Experimental Concerns:

• In terms of the experimental validation, the experiments performed do not provide sufficient evidence that the methodology works as intended. First, the experiment using the toy problem uses a uniform masked model with a linear objective function. As expected, the proposed approach performs well given that the problem is explicitly formulated satisfy the mean-field approximation and importance sampling schemes. No attempt is made to characterize how the method performs as assumptions are violated. Furthermore, the protein experiments are conducted using objectives which are much too simple. GRAVY (Grand Average of hydropathy) is a simple sum of values per individual amino acid. Similarly, the instability index (Guruprasad et al., 1990), consists of summing values from a lookup table for pairs of amino acids. These objectives are simple enough that the assumptions of MFA and importance sampling are not violated, but are not representative in terms of computational costs or complexity of typical protein design tasks. Finally, an experiment is performed to optimize the helical fraction of the peptides. The objective used is not clearly defined in the paper, but validation is performed using ESM3. Consequently, if ESM3 is used for the helical fraction objective, then the objective would not be cheap to evaluate, and the initial assumptions made by the paper are violated. Overall, the paper would benefit from more extensive and principled empirical validation in settings more representative of how the methodology would be used in practice.
• Another aspect of the experimental results is that both the toy problem and the protein design task consist of relatively simple 1-dimensional discrete structures. I would need to see this methodology applied to more complex discrete structures such as 2D image generation or graph structures (such as per-atom molecule design) in order to validate some of the wider-scope claims made.
• In terms of presentation, many of the figures would benefit from more detailed captions to clearly present what is being shown. For example, figure 2 seems to imply that additional monte-carlo samples enable the algorithm to achieve a high degree of success when optimizing the objective, however this is only briefly touched upon in the main text, and not at all addressed in the caption. Additionally, figures 5/6 are quite visually crowded and hard to parse. As these figures occur in the appendix, the authors could take more space to make sure that the results are clearly and unambiguously presented.

Contribution Concerns

• The main contribution of the paper seems to be the introduction of the sampling distribution $Z^{-1} r(z)p(x)$, and then using MFA and importance sampling to sample from this distribution. This is not a novel methodology and is well known in various Bayesian settings. To accept the paper, there would need to be a more significant theoretical contribution. Additionally, there exists pre-existing plug-and-play samplers for continuous diffusion models, this paper extends plug-and-play samplers to discrete masked models, and this does not present a significantly novel framework for conditional generation.

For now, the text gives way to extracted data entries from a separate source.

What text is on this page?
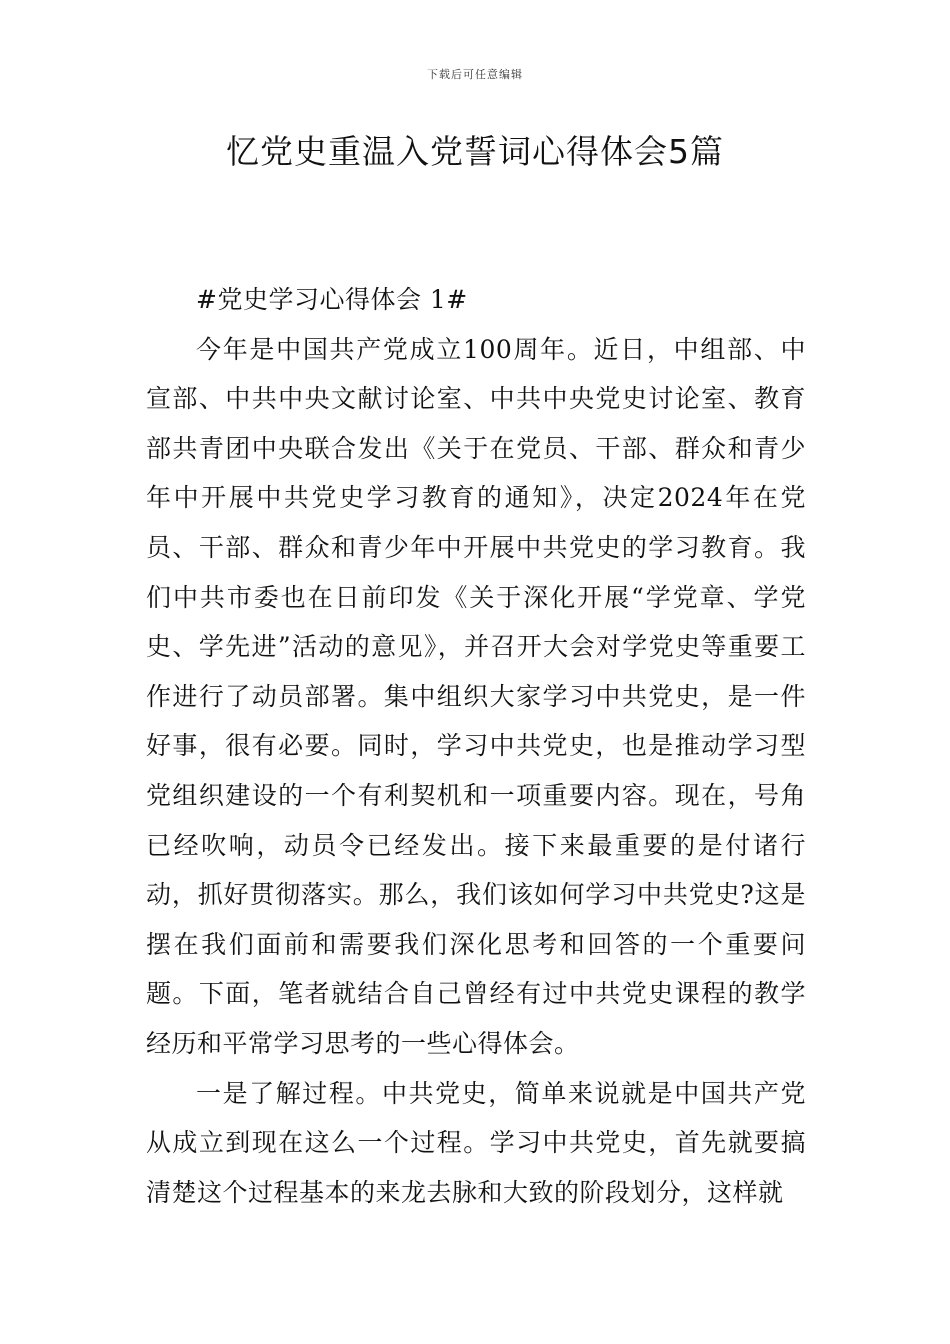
下载后可任意编辑
忆党史重温入党誓词心得体会5篇
#党史学习心得体会 1#

今年是中国共产党成立100周年。近日，中组部、中宣部、中共中央文献讨论室、中共中央党史讨论室、教育部共青团中央联合发出《关于在党员、干部、群众和青少年中开展中共党史学习教育的通知》，决定2024年在党员、干部、群众和青少年中开展中共党史的学习教育。我们中共市委也在日前印发《关于深化开展“学党章、学党史、学先进”活动的意见》，并召开大会对学党史等重要工作进行了动员部署。集中组织大家学习中共党史，是一件好事，很有必要。同时，学习中共党史，也是推动学习型党组织建设的一个有利契机和一项重要内容。现在，号角已经吹响，动员令已经发出。接下来最重要的是付诸行动，抓好贯彻落实。那么，我们该如何学习中共党史?这是摆在我们面前和需要我们深化思考和回答的一个重要问题。下面，笔者就结合自己曾经有过中共党史课程的教学经历和平常学习思考的一些心得体会。

一是了解过程。中共党史，简单来说就是中国共产党从成立到现在这么一个过程。学习中共党史，首先就要搞清楚这个过程基本的来龙去脉和大致的阶段划分，这样就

No limitations are presented in the paper, and it seems like there may be some worth discussing. One is reward function design, as it's unclear whether some tasks may not have difficult to design reward functions or if there's a high dependence on reward function on success. The next is that the Monte Carlo samples seem to be quite high, the performance in figure 10 seems to indicate that even at 10k samples the model is still improving. There really should be more of a discussion about this limitation, which I believe is likely due to either the mean field approximation or the remasking schedule, but neither of these limitations / issues are discussed to any significant degree. Finally, I wonder why we're only looking at protein sequence generation as the task: why not also look at some natural language applications?